# Why is the reduced scheme structure on a locally closed subset unique?

In Görtz/Wedhorn it is stated that if $$Z$$ is a locally closed subset of a scheme $$X$$, then there exists a unique reduced subscheme $$Z_{\operatorname{red}}$$ with the same topological space as $$Z$$.

My questions: why is this unqie? (Basically I would like to understand the argument (one sentence) they give for this assertion.)

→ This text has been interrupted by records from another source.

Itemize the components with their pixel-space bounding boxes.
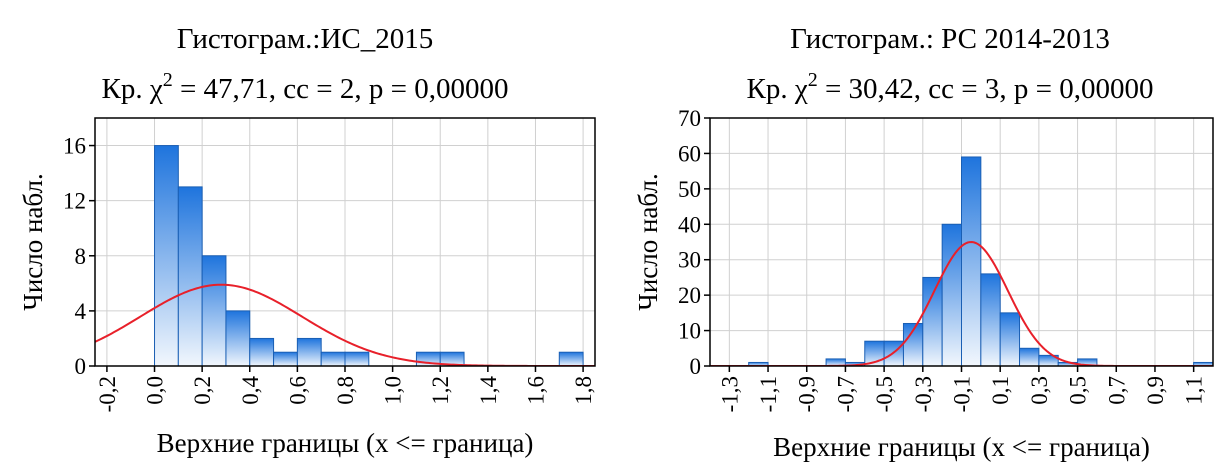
- x-tick-label: 1,8: [571, 376, 596, 405]
- histogram-bar: [177, 186, 203, 367]
- x-tick-label: 1,4: [476, 376, 501, 405]
- y-tick-label: 40: [678, 212, 701, 237]
- x-tick-label: -1,1: [756, 376, 781, 412]
- histogram-chart-ic2015: Гистограм.:ИС_2015 Кр. χ2 = 47,71, сс = 2…: [18, 23, 596, 458]
- histogram-bar: [154, 145, 179, 367]
- x-tick-label: 0,9: [1143, 376, 1168, 405]
- x-tick-label: -0,7: [833, 376, 858, 412]
- histogram-panel-right: Гистограм.: РС 2014-2013 Кр. χ2 = 30,42, …: [615, 0, 1230, 463]
- x-tick-label: 0,2: [190, 376, 215, 405]
- x-tick-label: -0,1: [950, 376, 975, 412]
- x-tick-label: 0,7: [1104, 376, 1129, 405]
- x-axis-label: Верхние границы (x <= граница): [773, 432, 1150, 462]
- histogram-bar: [320, 351, 346, 367]
- y-tick-label: 30: [678, 248, 701, 273]
- histogram-bar: [922, 276, 943, 367]
- histogram-bar: [558, 351, 584, 367]
- y-tick-label: 8: [75, 244, 87, 269]
- y-tick-label: 12: [63, 189, 86, 214]
- x-tick-label: 0,4: [238, 376, 263, 405]
- histogram-bar: [999, 312, 1021, 367]
- histogram-bar: [201, 255, 227, 367]
- x-tick-label: 0,0: [143, 376, 168, 405]
- y-axis-label: Число набл.: [18, 173, 48, 310]
- x-tick-label: 1,1: [1182, 376, 1207, 405]
- chart-subtitle: Кр. χ2 = 30,42, сс = 3, р = 0,00000: [746, 69, 1153, 105]
- x-tick-label: 0,6: [285, 376, 310, 405]
- histogram-bars: [748, 156, 1214, 367]
- histogram-bar: [273, 351, 298, 367]
- histogram-bar: [961, 156, 982, 367]
- histogram-bars: [154, 145, 584, 367]
- y-tick-label: 16: [63, 134, 86, 159]
- y-tick-label: 0: [690, 354, 702, 379]
- y-tick-label: 20: [678, 283, 701, 308]
- y-tick-label: 50: [678, 177, 701, 202]
- x-tick-label: 1,0: [381, 376, 406, 405]
- y-tick-label: 60: [678, 141, 701, 166]
- histogram-bar: [249, 337, 275, 367]
- x-tick-label: 0,3: [1027, 376, 1052, 405]
- x-tick-label: -0,5: [872, 376, 897, 412]
- y-tick-label: 4: [75, 299, 87, 324]
- chart-title: Гистограм.: РС 2014-2013: [790, 23, 1110, 55]
- x-tick-label: 0,8: [333, 376, 358, 405]
- x-tick-label: 0,5: [1066, 376, 1091, 405]
- x-tick-label: -1,3: [717, 376, 742, 412]
- y-axis-label: Число набл.: [633, 173, 663, 310]
- y-tick-label: 10: [678, 319, 701, 344]
- histogram-bar: [344, 351, 370, 367]
- chart-subtitle: Кр. χ2 = 47,71, сс = 2, р = 0,00000: [101, 69, 508, 105]
- histogram-bar: [941, 223, 962, 367]
- x-tick-label: -0,2: [95, 376, 120, 412]
- histogram-panel-left: Гистограм.:ИС_2015 Кр. χ2 = 47,71, сс = 2…: [0, 0, 610, 463]
- histogram-bar: [1019, 347, 1040, 367]
- x-axis-label: Верхние границы (x <= граница): [157, 428, 534, 458]
- histogram-chart-rc2014-2013: Гистограм.: РС 2014-2013 Кр. χ2 = 30,42, …: [633, 23, 1214, 462]
- x-tick-label: -0,9: [795, 376, 820, 412]
- histogram-bar: [296, 337, 322, 367]
- histogram-bar: [980, 273, 1001, 367]
- y-tick-label: 70: [678, 106, 701, 131]
- x-tick-label: 0,1: [988, 376, 1013, 405]
- histogram-bar: [225, 310, 251, 367]
- x-tick-label: -0,3: [911, 376, 936, 412]
- x-tick-label: 1,6: [523, 376, 548, 405]
- x-tick-label: 1,2: [428, 376, 453, 405]
- y-tick-label: 0: [75, 354, 87, 379]
- chart-title: Гистограм.:ИС_2015: [177, 23, 434, 55]
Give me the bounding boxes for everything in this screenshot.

My thoughts: basically we could start with any (sub)scheme structure on $$Z$$ and apply the functor $$\cdot_{\operatorname{red}}$$ to obtain a reduced subscheme, but if we start with different scheme structures at the outset, why don't we end up with different reduced scheme structures? Görtz/Wedhorn refers to the Proposition before the statement, which says that $$\cdot_{\operatorname{red}}$$ is functorial, so my second thought was that if we assume we have a reduced scheme structure $$Z_{\operatorname{red}}$$ (where now the $$_{\operatorname{red}}$$ is rather a fixed expression than a functor I guess), we could apply the functor $$\cdot_{\operatorname{red}}$$ to the closed immersion $$i:Z_{\operatorname{red}}\rightarrow X$$ and obtain $$(Z_{\operatorname{red}})_{\operatorname{red}}=Z_{\operatorname{red}}$$, so that $$i=Z_{\operatorname{red}}\stackrel{i_{\operatorname{red}}}{\rightarrow}X_{\operatorname{red}}\hookrightarrow X,$$ and I thought maybe I could argue from here somewhere, but I have no clue how to go on. I'm grateful for any sort of help.

I think that the uniqueness property comes from the glueing property. If you have $$Z\subset X$$ you can take two affine neighbourhoods $$U=Spec A$$ and $$V=Spec B$$ and take the reduced rings $$A_{red}$$ and $$B_{red}$$. Now we have to see whats happening in the intersection. If $$x\in V\cap U$$, then there is a open neigh $$x\in D(f\in A)=D(g\in B)\subset U\cap V$$. Then $$A_f=B_g$$ by definition of scheme and $$(A_f)_{red}=(B_g)_{red}$$. Which should be the same as $$(A_{red})_f=(B_{red})_g$$ (check). So in the intersection everything behaves properly and the fibers are the same. So two structures will give you the same reduced scheme.